Chaparral Steel Company 8-K 2007
Item 1.01 Entry into a Material Definitive Agreement.
On July 10, 2007, Chaparral Steel Company, a Delaware corporation (the Company), entered into an Agreement and Plan of Merger (the Merger Agreement) with Gerdau Ameristeel Corporation, a Canadian corporation (Parent), and GVC, Inc., a Delaware corporation and an indirect wholly owned subsidiary of Parent (Merger Sub), and for certain purposes, Gerdau, S.A., a Brazilian corporation (the Guarantor). Pursuant to the terms of the Merger Agreement, Merger Sub will merge with and into the Company, and as a result the Company will continue as the surviving corporation and a wholly owned subsidiary of Parent (the Merger).

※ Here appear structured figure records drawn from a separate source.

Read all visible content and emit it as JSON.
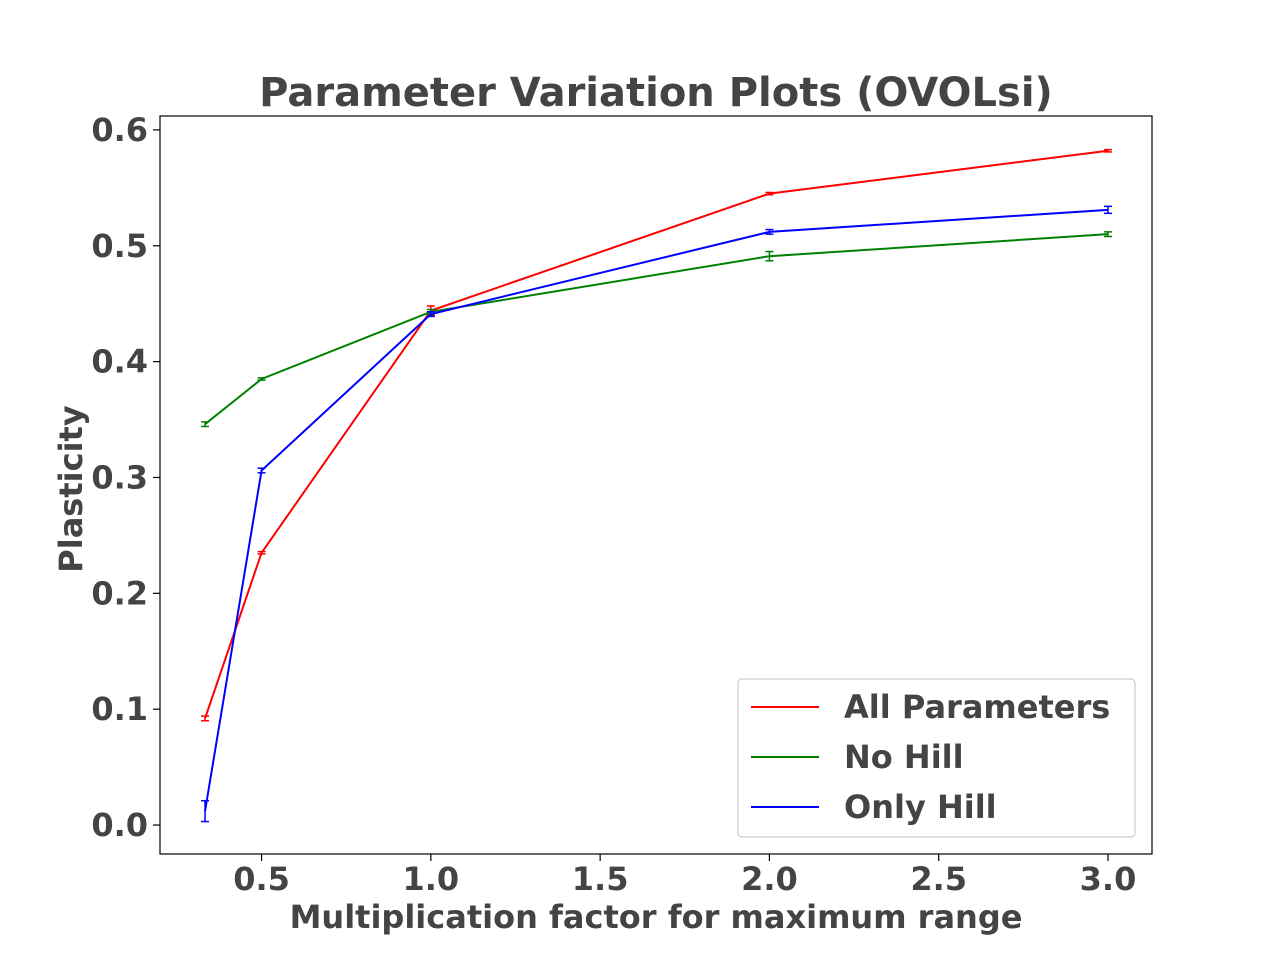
{
  "chart_data": {
    "type": "line",
    "title": "Parameter Variation Plots (OVOLsi)",
    "xlabel": "Multiplication factor for maximum range",
    "ylabel": "Plasticity",
    "x": [
      0.333,
      0.5,
      1.0,
      2.0,
      3.0
    ],
    "xlim": [
      0.2,
      3.13
    ],
    "ylim": [
      -0.025,
      0.612
    ],
    "xticks": [
      0.5,
      1.0,
      1.5,
      2.0,
      2.5,
      3.0
    ],
    "xtick_labels": [
      "0.5",
      "1.0",
      "1.5",
      "2.0",
      "2.5",
      "3.0"
    ],
    "yticks": [
      0.0,
      0.1,
      0.2,
      0.3,
      0.4,
      0.5,
      0.6
    ],
    "ytick_labels": [
      "0.0",
      "0.1",
      "0.2",
      "0.3",
      "0.4",
      "0.5",
      "0.6"
    ],
    "grid": false,
    "legend_position": "lower-right",
    "series": [
      {
        "name": "All Parameters",
        "color": "#ff0000",
        "values": [
          0.092,
          0.235,
          0.444,
          0.545,
          0.582
        ],
        "errors": [
          0.002,
          0.001,
          0.004,
          0.001,
          0.001
        ]
      },
      {
        "name": "No Hill",
        "color": "#008000",
        "values": [
          0.346,
          0.385,
          0.443,
          0.491,
          0.51
        ],
        "errors": [
          0.002,
          0.001,
          0.002,
          0.004,
          0.002
        ]
      },
      {
        "name": "Only Hill",
        "color": "#0000ff",
        "values": [
          0.012,
          0.306,
          0.441,
          0.512,
          0.531
        ],
        "errors": [
          0.009,
          0.002,
          0.002,
          0.002,
          0.003
        ]
      }
    ]
  }
}
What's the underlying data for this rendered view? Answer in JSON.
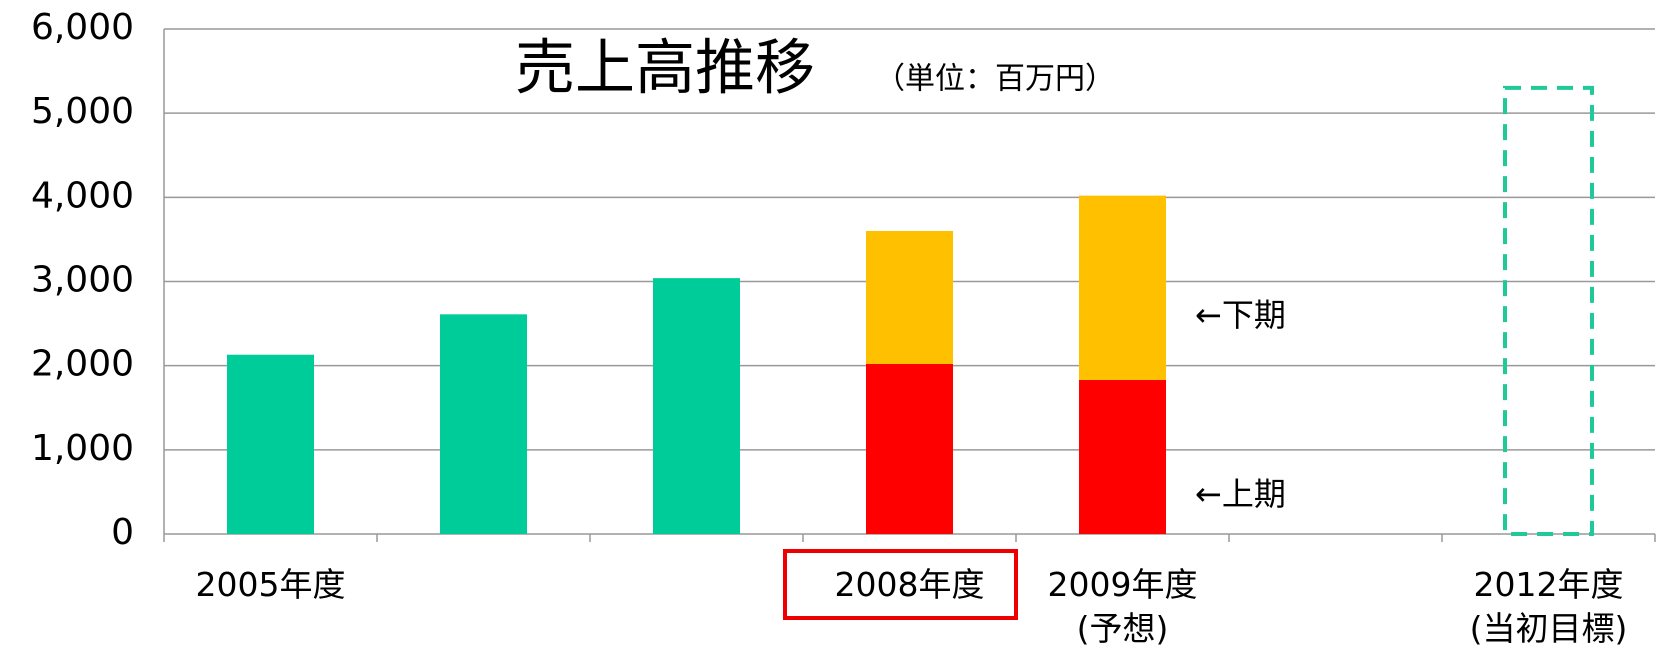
{
  "chart_data": {
    "type": "bar",
    "stack": true,
    "title": "売上高推移",
    "subtitle": "（単位：百万円）",
    "categories": [
      "2005年度",
      null,
      null,
      "2008年度",
      "2009年度\n(予想)",
      null,
      "2012年度\n(当初目標)"
    ],
    "highlight_category": 3,
    "series": [
      {
        "color": "#00cc99",
        "values": [
          2130,
          2610,
          3040,
          null,
          null,
          null,
          null
        ]
      },
      {
        "name": "←上期",
        "color": "#ff0000",
        "values": [
          null,
          null,
          null,
          2020,
          1830,
          null,
          null
        ]
      },
      {
        "name": "←下期",
        "color": "#ffc000",
        "values": [
          null,
          null,
          null,
          1580,
          2190,
          null,
          null
        ]
      },
      {
        "color": "#20c997",
        "dashed": true,
        "values": [
          null,
          null,
          null,
          null,
          null,
          null,
          5300
        ]
      }
    ],
    "ylim": [
      0,
      6000
    ],
    "yticks": [
      {
        "value": 0,
        "label": "0"
      },
      {
        "value": 1000,
        "label": "1,000"
      },
      {
        "value": 2000,
        "label": "2,000"
      },
      {
        "value": 3000,
        "label": "3,000"
      },
      {
        "value": 4000,
        "label": "4,000"
      },
      {
        "value": 5000,
        "label": "5,000"
      },
      {
        "value": 6000,
        "label": "6,000"
      }
    ],
    "grid": true
  }
}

Pursuant to the Merger Agreement, at the effective time of the Merger, each issued and outstanding share of common stock of the Company (the Common Stock), other than (i) shares of Common Stock held by Parent or Merger Sub or any wholly owned subsidiary of Parent or Merger Sub, (ii) shares of Common Stock held in the treasury of the Company or by any wholly owned subsidiary of the Company and (iii) shares of Common Stock owned by any stockholders who are entitled to and who properly exercise appraisal rights under Delaware law, will be converted into the right to receive $86.00 in cash, without interest.
The Merger Agreement has been approved by the sole stockholder of Merger Sub and has been unanimously approved by the board of directors of each of Parent and the Company and the Merger is subject to the approval of the Company's stockholders. In addition, the Merger is subject to other customary closing conditions, including clearance under the Hart-Scott-Rodino Antitrust Improvements Act of 1976 and receipt of any other requisite governmental approvals. The Guarantor provided a guaranty in favor of the Company with respect to the performance by Parent and Merger Sub of their obligations under the Merger Agreement.
The Merger Agreement contains certain termination rights for both the Company and Parent and further provides that, upon termination of the Merger Agreement under certain circumstances relating to competing business combination proposals, the Company may be obligated to pay to Parent a termination fee equal to $95 million. In addition, upon termination of the Merger Agreement under certain circumstances relating to the failure to obtain requisite governmental approvals under antitrust law, Parent may be obligated to pay to the Company a termination fee equal to $225 million.
The foregoing summary of the Merger Agreement and the transactions contemplated thereby does not purport to be complete and is subject to, and qualified in its entirety by, the full text of the Merger Agreement, which is filed as Exhibit 2.1 hereto and incorporated herein by reference.
The Merger Agreement has been filed to provide investors and security holders with information regarding its terms. It is not intended to provide any other factual information about the Company. The representations, warranties and covenants contained in the Merger Agreement were made only for purposes of such agreement and as of specific dates, were solely for the benefit of the parties to such agreement, and may be subject to limitations agreed upon by the contracting parties, including being qualified by confidential disclosures exchanged between the parties in connection with the execution of the Merger Agreement. The representations and warranties may have been made for the purposes of allocating contractual risk between the parties to the Merger Agreement instead of establishing these matters as facts, and may be subject to standards of materiality applicable to the contracting parties that differ from those applicable to investors. Investors are not third-party beneficiaries under the Merger Agreement and should not consider the representations, warranties and covenants or any descriptions thereof as characterizations of the actual state of facts or condition of the Company or Parent or any of their respective subsidiaries or affiliates.
The information set forth under Item 3.03 below is incorporated herein by reference.
Item 3.03 Material Modification to Rights of Security Holders.
In connection with the execution of the Merger Agreement, on July 10, 2006, the Company entered into an Amendment (the Rights Agreement Amendment) to its Rights Agreement (the Rights Agreement), dated as of July 29, 2005, by and between the Company and Mellon Investor Services LLC for the purpose of amending the
Rights Agreement to render it inapplicable to the Merger Agreement, the Merger and the other transactions contemplated thereby.
The foregoing summary of the Rights Agreement Amendment does not purport to be complete and is subject to, and qualified in its entirety by, the full text of the Rights Agreement Amendment, which is filed as Exhibit 4.1 hereto and incorporated herein by reference.
Item 7.01 Regulation FD Disclosure.
On July 10, 2007, the Company issued a press release announcing that it had entered into the Merger Agreement. A copy of the press release is filed as Exhibit 99.1 hereto and is incorporated herein by reference.
Pursuant to the requirements of the Securities Exchange Act of 1934, the registrant has duly caused this report to be signed on its behalf by the undersigned hereunto duly authorized.